The Itsy Bitsy Spider inspired a microphone

Engineers and scientists have an enduring fascination with spider silk. Similar to typical worm silk that makes for comfortable sheets, but much sturdier, the material has inspired the invention of lighter and more breathable body armor and materials that can make aircraft parts stronger without adding weight. Researchers are even using samples from spider webs to design sensitive microphones that could one day be used to treat hearing loss and deafness and improve other listening devices.

Spiders use their webs as enormous external eardrums. A team of scientists from Binghamton University and Cornell University reported in 2022 that arachnids can detect sound from 10 feet away.

When you hear a sound through your ear, you are actually experiencing changes in air pressure that cause your eardrum to vibrate. This is how microphones work: by mimicking the human ear and vibrating in response to pressure.

Spider webs serve a similar purpose, but use a different mechanism.

Instead of vibrating when hit by a pressure wave, like a stick hitting a drumhead, they move with the flow of air being displaced. Air is a liquid medium “like honey,” says Ronald Miles, a professor of mechanical engineering at Binghamton. People navigate this environment without noticing much resistance, but silk fibers are tossed back and forth by the speed of the viscous forces in the air.

Dr. Miles wondered whether this principle could lead to a new kind of microphone.

“Humans are quite arrogant animals,” he said. “They make devices that work like them.” But he wondered if he could build a device that would look more like a spider and “could perceive sound with the movement of the air.”

He and his colleagues – including Jian Zhou, also a professor of mechanical engineering at Binghamton, and Junpeng Lai, a postdoctoral researcher – designed and built a microphone inspired by the principles of natural spider silk. They presented their research Thursday at the 186th meeting of the Acoustical Society of America in Ottawa.

The researchers’ device consists of an extremely thin, cantilevered shaft (like a diving board) made of silicon that responds to tiny fluctuations in airflow caused by sound. To convert that into something people can hear, a laser measures the subtle movements of the shaft, the way a spider decodes its web.

One drawback to typical pressure-sensing microphones, says Dr. Miles, is that making them better often means making them bigger. Think of the chunky microphones you see in a recording studio compared to the spindly headphones used by a motivational speaker. Featuring a spider-inspired microphone that responds to airflow instead of pressure, Dr. Miles: “You can make it a lot smaller without paying a price.”

Helping people hear could be the logical next step.

Somewhat counterintuitive, our ears emit sounds when they vibrate in response to pressure. With funding from the National Institutes of Health, Dr. Miles to develop a probe that measures these very quiet otoacoustic emissions. That could, for example, help detect hearing problems in a baby’s ear earlier, and “then they can start treatments for it,” said Dr. Miles.

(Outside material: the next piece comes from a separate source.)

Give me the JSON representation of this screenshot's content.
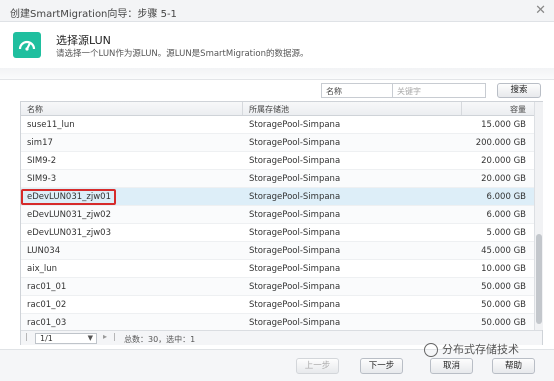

Another advantage of measuring airflow instead of pressure to measure sound is that it can be used to locate the sound source. This could improve hearing aids designed to pick up sounds coming from a specific place in a noisy environment, added Dr. Miles to it.

Anna Rising, a spider silk researcher at the Karolinska Institutet in Sweden who was not involved in the study, agreed that spider silk has potential medical applications. It is known for its robustness, she said, but it is also “well tolerated when implanted and has been shown to facilitate peripheral nerve regeneration in animal studies.”

Dr. Miles is excited about using a web-inspired microphone to detect infrasound, which is beyond human hearing range. That can be useful for tasks like tracking tornadoes.

“It’s very difficult to localize the sound of those very low frequencies with pressure microphones,” he said. “With a velocity-sensitive microphone you could do it very easily.”

Spider-inspired microphones still have a long way to go before they’re ready for the mainstream. But the team already has a patent and Dr. Miles advises a Canadian company on building new types of microphones.

And if the research bears fruit, humans may finally be able to break away from the biases that lead to devices inspired by our bodies, making way for more inventions to emerge from the way spiders and other creatures perceive the world.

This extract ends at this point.